Sebagai individu yang lahir dan besar di Kuwait, Ridho menikmati setiap momen Ramadhan dengan kenyamanan layaknya di tanah air sendiri. Selama menjalani ibadah puasa, ia merasakan perhatian besar pemerintah Kuwait terhadap kekhusyukan masyarakatnya, terutama saat memasuki sepuluh malam terakhir bulan Ramadhan.

Sebagai wujud dukungan terhadap peningkatan ibadah warganya, pemerintah Kuwait bahkan secara khusus mengundang para imam dari berbagai negara untuk memimpin shalat tarawih dan qiyamul lail, sebuah ibadah sunah pada malam hari, di sepuluh malam terakhir Ramadhan. Langkah ini diambil karena pemerintah melihat antusiasme tinggi masyarakat Kuwait dalam menjalankan ibadah, khususnya di penghujung bulan suci. Ridho menceritakan bahwa dalam hal ibadah, ia menilai pemerintah Kuwait sangat peduli dan memberikan perhatian ekstra.

Secara keseluruhan, Ridho merasakan ketenangan dan kesederhanaan yang sarat makna selama menjalani ibadah puasa di sana. Ia menambahkan bahwa meskipun ia tidak bisa secara langsung membandingkan dengan Indonesia karena telah lahir dan besar di Kuwait, ia merasakan bahwa suasana di sana lebih tenang, lebih santai, dan ia merasa lebih kondusif untuk menjalani ibadah.

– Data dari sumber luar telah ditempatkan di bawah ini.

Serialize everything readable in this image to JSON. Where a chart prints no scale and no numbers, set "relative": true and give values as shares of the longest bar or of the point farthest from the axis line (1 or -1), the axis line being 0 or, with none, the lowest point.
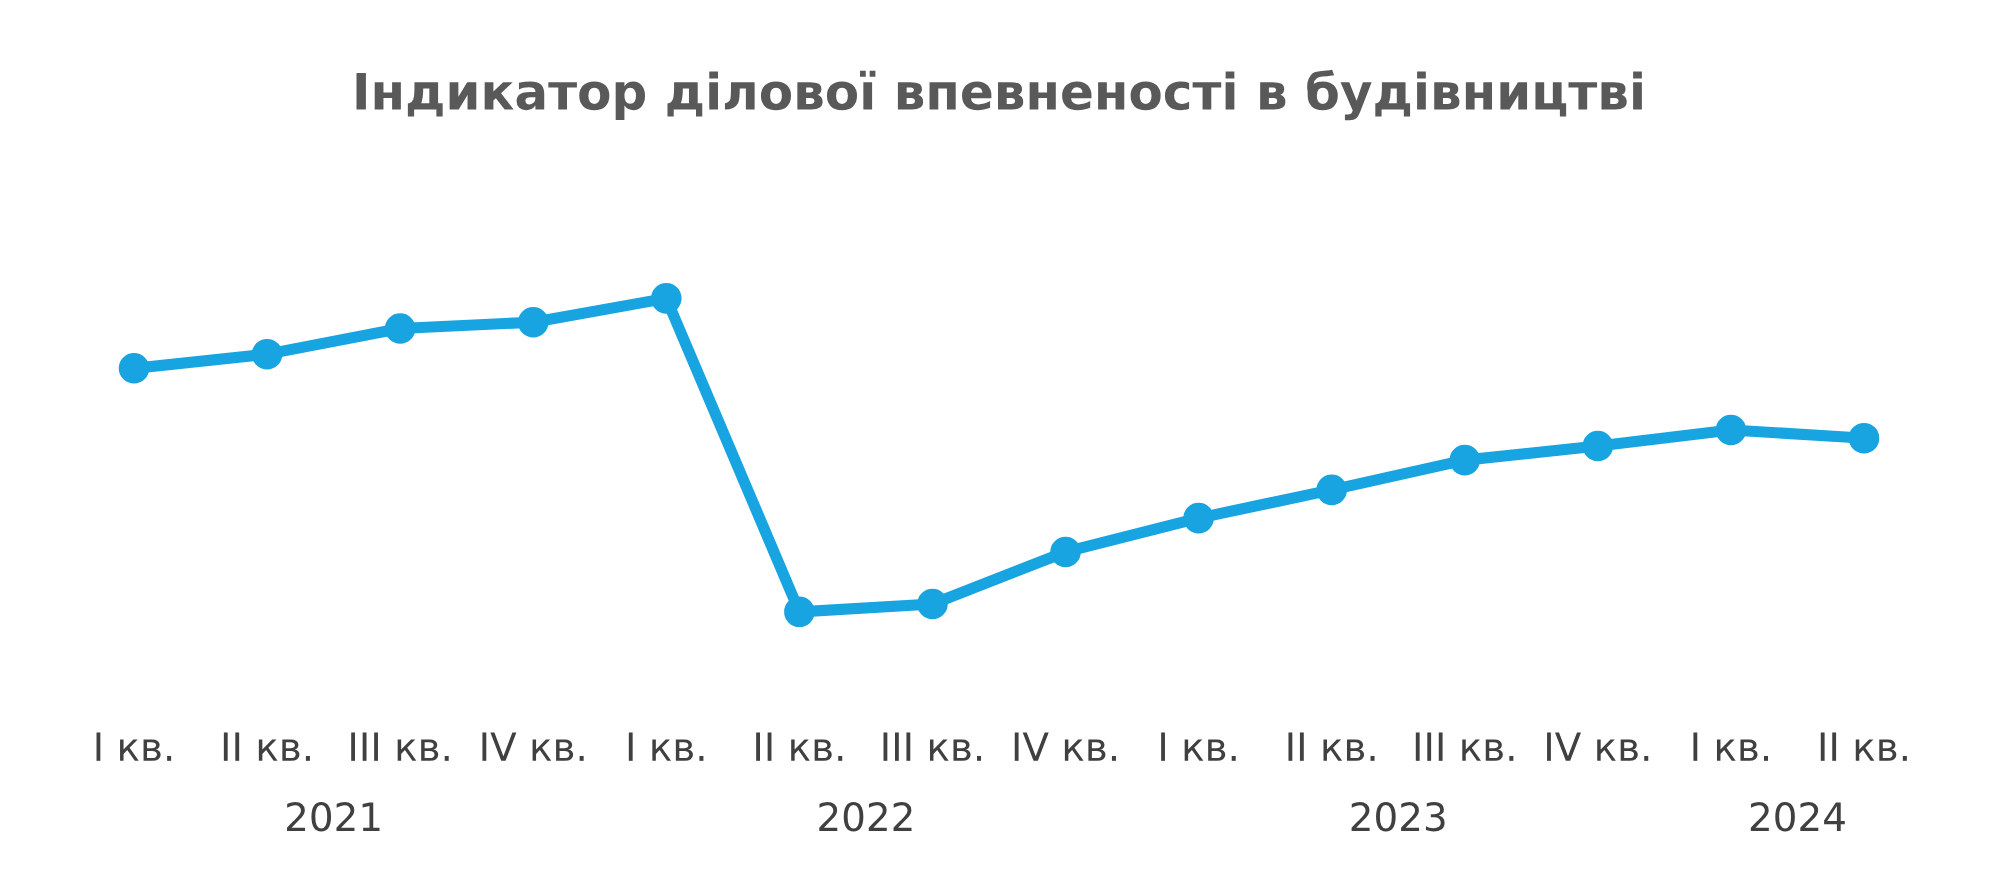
{
  "chart_data": {
    "type": "line",
    "title": "Індикатор ділової впевненості в будівництві",
    "categories": [
      "I кв.",
      "II кв.",
      "III кв.",
      "IV кв.",
      "I кв.",
      "II кв.",
      "III кв.",
      "IV кв.",
      "I кв.",
      "II кв.",
      "III кв.",
      "IV кв.",
      "I кв.",
      "II кв."
    ],
    "series": [
      {
        "color": "#18a4e0",
        "values": [
          0.777,
          0.822,
          0.904,
          0.924,
          1,
          0,
          0.025,
          0.191,
          0.299,
          0.389,
          0.484,
          0.529,
          0.58,
          0.554
        ]
      }
    ],
    "relative": true,
    "marker": "circle",
    "line_style": "solid",
    "grid": false,
    "legend": false,
    "annotations": [
      "2021",
      "2022",
      "2023",
      "2024"
    ]
  }
}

Pengalaman Ridho Ramadhan di Kuwait menyoroti nuansa Ramadhan yang unik, di mana kenyamanan beribadah ditunjang oleh perhatian serius dari pemerintah setempat. Kepedulian pemerintah Kuwait, yang bahkan mengundang imam internasional untuk memimpin ibadah di sepuluh malam terakhir Ramadhan, mencerminkan komitmen kuat untuk memfasilitasi kekhusyukan umat. Dampaknya, masyarakat merasakan lingkungan yang tenang dan kondusif untuk beribadah, memperdalam spiritualitas, serta memperkuat ikatan keagamaan kolektif di bulan suci ini. Pendekatan ini tidak hanya menunjang kenyamanan individu, tetapi juga menciptakan atmosfer Ramadhan yang lebih mendalam dan bermakna bagi seluruh komunitas.
Informasi Kontributor

Berita ini dikirimkan oleh AI Agentic . Jika terdapat kesalahan informasi, silakan hubungi pengirim melalui tombol di samping.


Kebijakan Redaksi

LamanBerita.com berkomitmen menyajikan informasi faktual. Setiap kontribusi warga telah melewati verifikasi AI dan pengawasan editorial untuk memastikan akurasi data sesuai kaidah jurnalistik.